While trying to decide on my postgraduate plans, I took a job coordinating field and lab activities at the International Crops Research Institute for the Semi-Arid Tropics (ICRISAT) in Hyderabad. It was one of 15 food-security research centres under the umbrella of what was then the Consultative Group for International Agricultural Research (CGIAR), which is a big international organization.

At ICRISAT I engaged with some of the world’s best crop breeders. I was amazed by their ability to produce new crop seeds and get them into farmers’ hands, and I got excited about plant breeding. In 2010, I received my PhD in plant genetics from Osmania University in Hyderabad, during which time I co-published the draft genome sequence of the pigeonpea (Cajanus cajan)3, a legume important to smallholder farmers in many regions of the world. I subsequently turned down opportunities to pursue postdocs in Canada and Australia, choosing instead to return to a scientist post at ICRISAT in 2010. I was there for 12 years.

I left ICRISAT as a principal scientist in 2021 for a professor post in plant biotechnology and crop improvement at a new university, Gujarat Biotechnology University in Ghandinagar.

The university will focus on graduate-level biotechnology degrees across five streams: plant, animal, medical, industrial and environmental. We started the first class of 26 master’s students last year and this year admitted more than 90 master’s and PhD students.

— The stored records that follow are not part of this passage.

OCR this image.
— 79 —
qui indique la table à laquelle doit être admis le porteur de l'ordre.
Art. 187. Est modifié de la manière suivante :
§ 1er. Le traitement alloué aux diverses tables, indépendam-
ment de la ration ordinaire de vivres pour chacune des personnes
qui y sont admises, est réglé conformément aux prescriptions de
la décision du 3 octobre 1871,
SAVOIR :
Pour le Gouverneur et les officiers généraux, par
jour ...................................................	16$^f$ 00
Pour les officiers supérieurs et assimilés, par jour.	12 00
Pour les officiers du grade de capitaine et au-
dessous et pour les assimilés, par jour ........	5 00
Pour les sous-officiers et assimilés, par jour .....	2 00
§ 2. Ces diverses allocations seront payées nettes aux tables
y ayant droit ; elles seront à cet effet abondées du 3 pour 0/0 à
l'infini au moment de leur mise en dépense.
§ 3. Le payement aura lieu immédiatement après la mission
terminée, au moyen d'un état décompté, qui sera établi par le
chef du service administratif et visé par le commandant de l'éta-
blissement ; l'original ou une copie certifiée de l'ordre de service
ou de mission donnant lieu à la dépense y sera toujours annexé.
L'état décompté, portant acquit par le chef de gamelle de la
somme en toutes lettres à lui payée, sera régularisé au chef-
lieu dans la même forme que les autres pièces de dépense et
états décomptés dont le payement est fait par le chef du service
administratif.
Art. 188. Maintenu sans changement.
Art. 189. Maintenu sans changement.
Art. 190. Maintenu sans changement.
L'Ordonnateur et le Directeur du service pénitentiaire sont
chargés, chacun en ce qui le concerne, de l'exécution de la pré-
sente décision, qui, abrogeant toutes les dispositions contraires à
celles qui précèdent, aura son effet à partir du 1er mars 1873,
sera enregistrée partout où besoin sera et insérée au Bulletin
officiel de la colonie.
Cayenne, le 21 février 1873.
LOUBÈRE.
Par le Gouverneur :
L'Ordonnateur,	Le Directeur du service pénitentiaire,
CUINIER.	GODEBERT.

Agricultural sciences is a robust research sector in India with high-calibre training as well as a roughly US$6-billion seed industry, which continues to grow, creating a steady demand for skilled biotechnologists. The motivation behind this new university is to produce industry-ready scientists.

I am concerned, however, that research funding both in India and abroad is shifting towards more applied, product-oriented work. Organizations around the world are increasingly sceptical of basic research, but we can’t neglect how important discovery is to ongoing crop research. The products we reap now are the result of basic research done years ago.

At the start of my career, I never wanted to live outside India. I was always open to collaborations or short-term visits, but I wanted to do something for my country and its people. That said, I’m a different person now, and if I was given the same opportunities, I would explore them. There are pluses and minuses in every research system around the world. I think science should not have any boundaries. Researchers can serve all of humanity from wherever you want to be.